2018牛客网暑期ACM多校训练营（第三场） H - Diff-prime Pairs - [欧拉筛法求素数]

题目链接：https://www.nowcoder.com/acm/contest/141/H

时间限制：C/C++ 1秒，其他语言2秒
空间限制：C/C++ 262144K，其他语言524288K
64bit IO Format: %lld

题目描述

Eddy has solved lots of problem involving calculating the number of coprime pairs within some range. This problem can be solved with inclusion-exclusion method. Eddy has implemented it lots of times. Someday, when he encounters another coprime pairs problem, he comes up with diff-prime pairs problem. diff-prime pairs problem is that given N, you need to find the number of pairs (i, j), where and are both prime and i ,j ≤ N. gcd(i, j) is the greatest common divisor of i and j. Prime is an integer greater than 1 and has only 2 positive divisors.

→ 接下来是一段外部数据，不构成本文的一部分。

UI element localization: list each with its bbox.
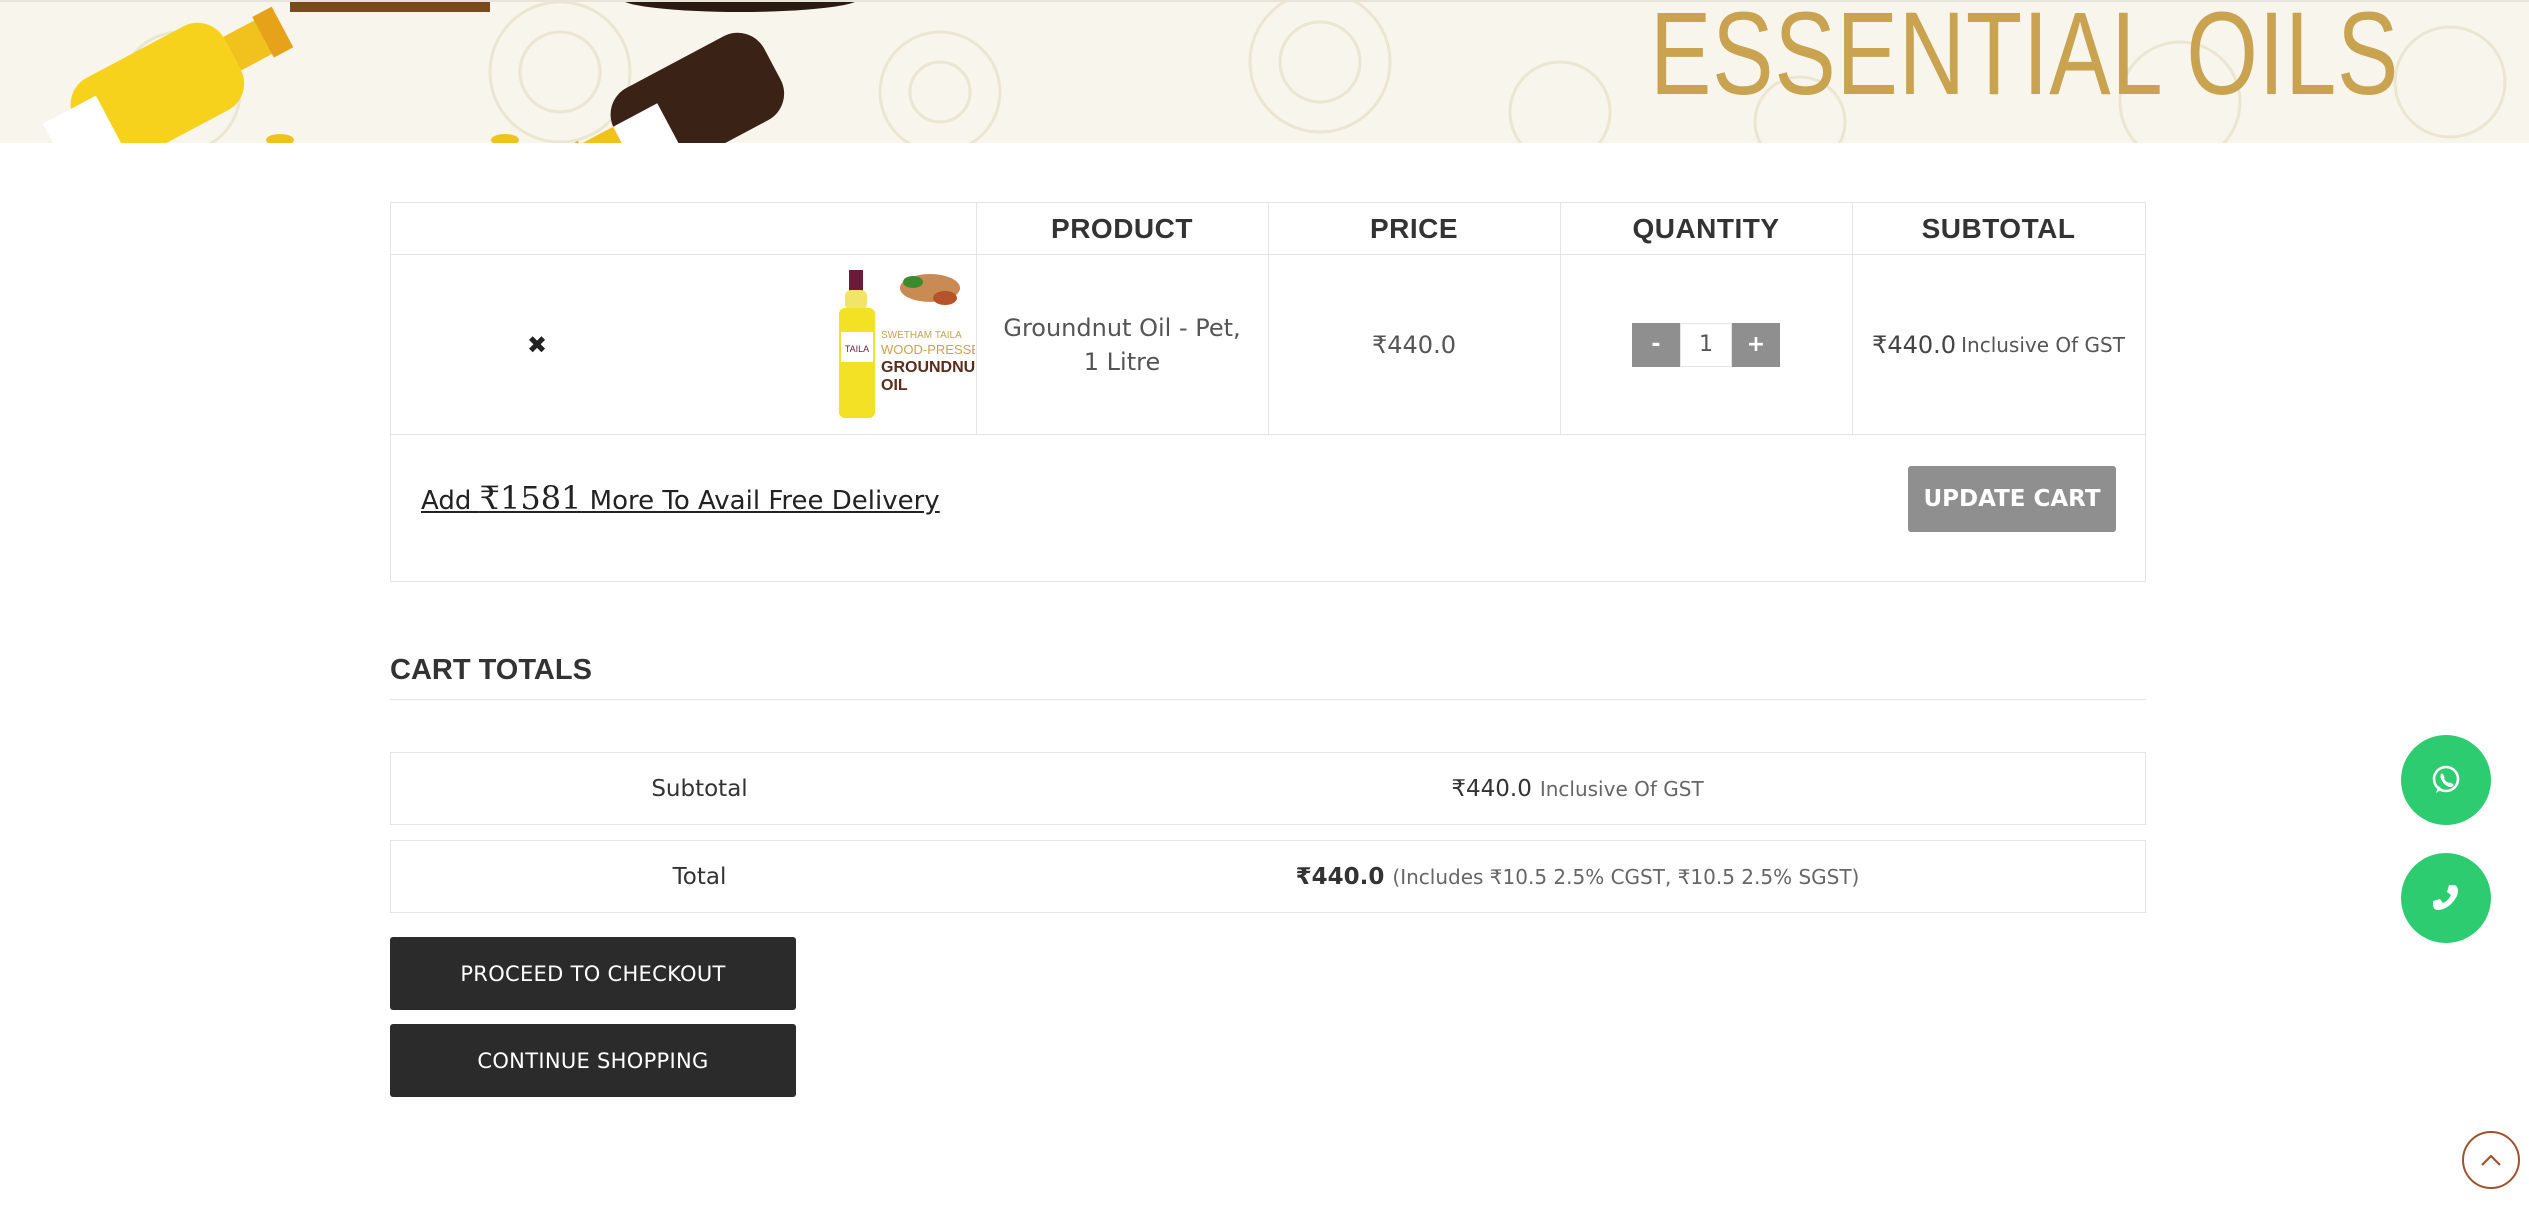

Eddy tried to solve it with inclusion-exclusion method but failed. Please help Eddy to solve this problem.

Note that pair (i₁, j₁) and pair (i₂, j₂) are considered different if i₁ ≠ i₂ or j₁ ≠ j₂.

输入描述:

Input has only one line containing a positive integer N.

1 ≤ N ≤ 10^7

输出描述:

Output one line containing a non-negative integer indicating the number of diff-prime pairs (i,j) where i, j ≤ N

示例1

输入

3

输出

2

示例2

输入

5

输出

6

 

题意：

给出一个数字 n (1 ≤ n ≤ 1e7)，求多少 数对(i, j) 满足 $\frac{i}{{\gcd \left( {i,j} \right)}}$ 和 $\frac{j}{{\gcd \left( {i,j} \right)}}$ 均为质数，且1 ≤ i, j ≤ n。

 

题解：

筛出[1,n]之间所有的素数，

不难知道，每次取到其中两个素数组成一个素数对(x, y)，不妨设 x < y，那么相应的就增加了 $2 \times \left\lfloor {n/y} \right\rfloor $ 个数对；

例如，n=7，取到素数对(2,3)，那么 $\left\lfloor {n/3} \right\rfloor = \left\lfloor {7/3} \right\rfloor = 2$，就有 $2 \times 2 = 4$ 个数对：(1*2,1*3) = (2,3)、(3,2)、(2*2,2*3) = (4,6)、(6,4)；

对欧拉筛法稍加改造，添加一行代码即可。时间复杂度O(n)。

 

AC代码：

#include<bits/stdc++.h>
using namespace std;
typedef long long ll;
const int maxn=1e7+5;

int n;
ll ans;

bool isPrime[maxn];
int prime[maxn/10],cnt;
void screen()//欧拉筛法求素数
{
    cnt=0;
    memset(isPrime,1,sizeof(isPrime));
    isPrime[0]=isPrime[1]=0;
    for(int i=2;i<=n;i++)
    {
        if(isPrime[i])
        {
            prime[cnt++]=i;
            
            ans+=2*(n/i)*(cnt-1);
            //每找到一个素数i，其就可以与前面所有出现过的cnt-1个素数组成cnt-1个素数对，相应的就有2*(n/i)*(cnt-1)个数对
            
        }
        for(int j=0;j<cnt;j++)
        {
            if(i*prime[j]>n) break;
            isPrime[(i*prime[j])]=0;
            if(i%prime[j]==0) break;
        }
    }
}

int main()
{
    scanf("%d",&n);
    ans=0;
    screen();
    cout<<ans<<endl;
}